「子ども施策」最重点に 長崎県の新年度予算案 一般会計7515億円 

2023年度県当初予算案

 長崎県は13日、2023年度当初予算案を発表した。一般会計総額は22年度比0.1%増の7515億円。最重要テーマに据えた「子ども施策」として、高校生世代への医療費助成3億5500万円など30事業13億円を盛り込んだ。総額は5年連続で増加し、3年連続で7500億円規模となった。20日開会予定の定例県議会に提出する。
 就任1年目で初の本格予算編成となった大石賢吾知事は、会見で「県政の中で継続していくものと変えていくものがある。今までやってきた事業の修正も含め、まだ十分ではないが、これから県政が目指すべき視点は盛り込めた」と述べた。
 子ども施策は不妊治療の支援にも乗り出す。離島半島の教育環境を充実させるため、小規模高校向けの遠隔授業配信センター(仮称)の開設準備を進める。
 子ども施策に次ぐ重点テーマの一つに「みんながチャレンジできる環境づくり」を掲げ、スタートアップ(新興企業)の集積を図る。航空機・半導体関連産業の育成など新たな基幹産業の創出や成長分野への参入を促進。離島への移住・定住を促すため、島外起業家らを対象としたビジネスコンテストも開催する。
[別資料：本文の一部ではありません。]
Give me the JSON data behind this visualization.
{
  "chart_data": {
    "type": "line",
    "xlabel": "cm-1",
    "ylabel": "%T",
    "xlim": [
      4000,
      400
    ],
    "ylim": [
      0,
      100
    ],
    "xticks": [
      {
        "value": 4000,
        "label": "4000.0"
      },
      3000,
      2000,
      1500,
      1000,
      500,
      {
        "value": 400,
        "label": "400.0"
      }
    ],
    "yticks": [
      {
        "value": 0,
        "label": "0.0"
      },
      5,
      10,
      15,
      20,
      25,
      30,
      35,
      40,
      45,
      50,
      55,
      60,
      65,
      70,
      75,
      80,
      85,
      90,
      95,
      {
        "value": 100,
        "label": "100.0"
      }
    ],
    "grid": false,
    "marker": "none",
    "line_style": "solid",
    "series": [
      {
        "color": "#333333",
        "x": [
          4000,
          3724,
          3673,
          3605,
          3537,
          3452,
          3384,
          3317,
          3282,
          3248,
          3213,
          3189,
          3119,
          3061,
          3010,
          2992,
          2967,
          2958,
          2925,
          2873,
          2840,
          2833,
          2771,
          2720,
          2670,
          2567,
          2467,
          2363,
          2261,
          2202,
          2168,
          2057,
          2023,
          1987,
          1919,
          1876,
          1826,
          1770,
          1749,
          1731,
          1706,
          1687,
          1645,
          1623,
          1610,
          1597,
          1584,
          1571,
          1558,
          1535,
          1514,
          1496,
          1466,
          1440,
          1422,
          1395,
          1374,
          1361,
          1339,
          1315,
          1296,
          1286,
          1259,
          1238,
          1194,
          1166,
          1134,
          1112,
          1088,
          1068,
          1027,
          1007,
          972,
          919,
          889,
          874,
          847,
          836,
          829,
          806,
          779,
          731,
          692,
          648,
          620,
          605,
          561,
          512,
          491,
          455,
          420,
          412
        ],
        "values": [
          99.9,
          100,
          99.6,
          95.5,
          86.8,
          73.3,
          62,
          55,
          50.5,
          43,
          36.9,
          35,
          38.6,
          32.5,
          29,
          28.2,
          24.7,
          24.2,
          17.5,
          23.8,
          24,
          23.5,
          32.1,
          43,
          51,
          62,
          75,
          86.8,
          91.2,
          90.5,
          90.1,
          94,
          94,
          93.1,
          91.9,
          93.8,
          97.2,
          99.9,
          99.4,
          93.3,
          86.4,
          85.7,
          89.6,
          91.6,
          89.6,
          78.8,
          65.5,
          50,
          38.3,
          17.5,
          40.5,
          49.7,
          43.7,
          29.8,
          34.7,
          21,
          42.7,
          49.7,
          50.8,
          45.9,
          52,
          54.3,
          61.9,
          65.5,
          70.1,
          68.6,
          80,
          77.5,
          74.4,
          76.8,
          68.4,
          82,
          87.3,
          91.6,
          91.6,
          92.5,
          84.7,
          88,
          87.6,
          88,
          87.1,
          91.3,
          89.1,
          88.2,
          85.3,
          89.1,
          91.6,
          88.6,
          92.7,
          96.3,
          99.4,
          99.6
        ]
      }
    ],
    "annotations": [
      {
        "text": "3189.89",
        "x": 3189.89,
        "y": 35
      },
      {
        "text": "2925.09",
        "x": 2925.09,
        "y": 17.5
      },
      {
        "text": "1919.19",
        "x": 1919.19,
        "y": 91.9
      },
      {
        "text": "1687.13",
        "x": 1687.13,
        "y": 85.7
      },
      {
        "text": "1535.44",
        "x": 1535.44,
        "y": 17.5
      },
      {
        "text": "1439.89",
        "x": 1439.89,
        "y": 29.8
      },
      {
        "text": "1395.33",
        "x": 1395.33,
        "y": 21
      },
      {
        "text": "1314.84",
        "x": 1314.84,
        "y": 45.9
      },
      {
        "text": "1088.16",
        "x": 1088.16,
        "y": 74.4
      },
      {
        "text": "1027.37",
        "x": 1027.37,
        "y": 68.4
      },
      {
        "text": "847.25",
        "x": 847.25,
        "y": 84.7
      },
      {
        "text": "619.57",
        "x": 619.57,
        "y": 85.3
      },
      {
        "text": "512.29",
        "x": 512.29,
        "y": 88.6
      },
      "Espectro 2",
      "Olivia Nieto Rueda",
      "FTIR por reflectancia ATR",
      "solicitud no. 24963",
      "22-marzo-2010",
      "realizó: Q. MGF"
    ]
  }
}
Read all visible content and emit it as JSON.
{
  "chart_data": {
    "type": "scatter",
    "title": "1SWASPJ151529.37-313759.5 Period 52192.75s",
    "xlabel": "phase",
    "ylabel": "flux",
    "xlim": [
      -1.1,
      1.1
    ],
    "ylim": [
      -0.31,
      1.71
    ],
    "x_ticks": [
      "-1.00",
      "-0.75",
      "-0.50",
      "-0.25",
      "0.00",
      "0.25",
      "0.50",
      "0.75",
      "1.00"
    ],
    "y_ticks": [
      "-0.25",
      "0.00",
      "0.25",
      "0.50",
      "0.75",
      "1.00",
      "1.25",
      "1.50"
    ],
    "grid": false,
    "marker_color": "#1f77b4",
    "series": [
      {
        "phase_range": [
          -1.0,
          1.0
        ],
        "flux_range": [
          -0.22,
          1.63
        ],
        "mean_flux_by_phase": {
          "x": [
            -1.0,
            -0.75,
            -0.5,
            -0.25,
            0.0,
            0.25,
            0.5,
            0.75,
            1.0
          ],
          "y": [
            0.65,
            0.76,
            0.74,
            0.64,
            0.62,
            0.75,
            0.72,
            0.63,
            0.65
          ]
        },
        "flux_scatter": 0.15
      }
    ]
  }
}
 新型コロナウイルス感染症対策関連は440億円を計上。西九州新幹線の開業効果を拡大するため、県内周遊旅行商品の造成を継続。カジノを含む統合型リゾート施設(IR)整備計画の認定を当て込み、交通渋滞や依存症の対策費などに15億1500万円を充てる。
 これに対し歳入は22年度並みの7335億円。県税収入は地方消費税の増加などから22年度比13.0%増で過去最高の1376億円となる。一方、実質的な地方交付税(臨時財政対策債含む)は同0.5%減の2335億円と見込む。歳入不足は179億円で、県の貯金に当たる財政調整3基金を切り崩して補う。
 23年度末の県民1人当たりの県債残高は94万1千円になる見通し。臨時財政対策債を除く実質的な残高は65万8千円となる。
 物価高騰を受けた経済対策として、子育て世帯向け県産お米券配布(12億5600万円)など、総額46億4300万円の22年度一般会計補正予算案も当初予算案と一体的に編成した。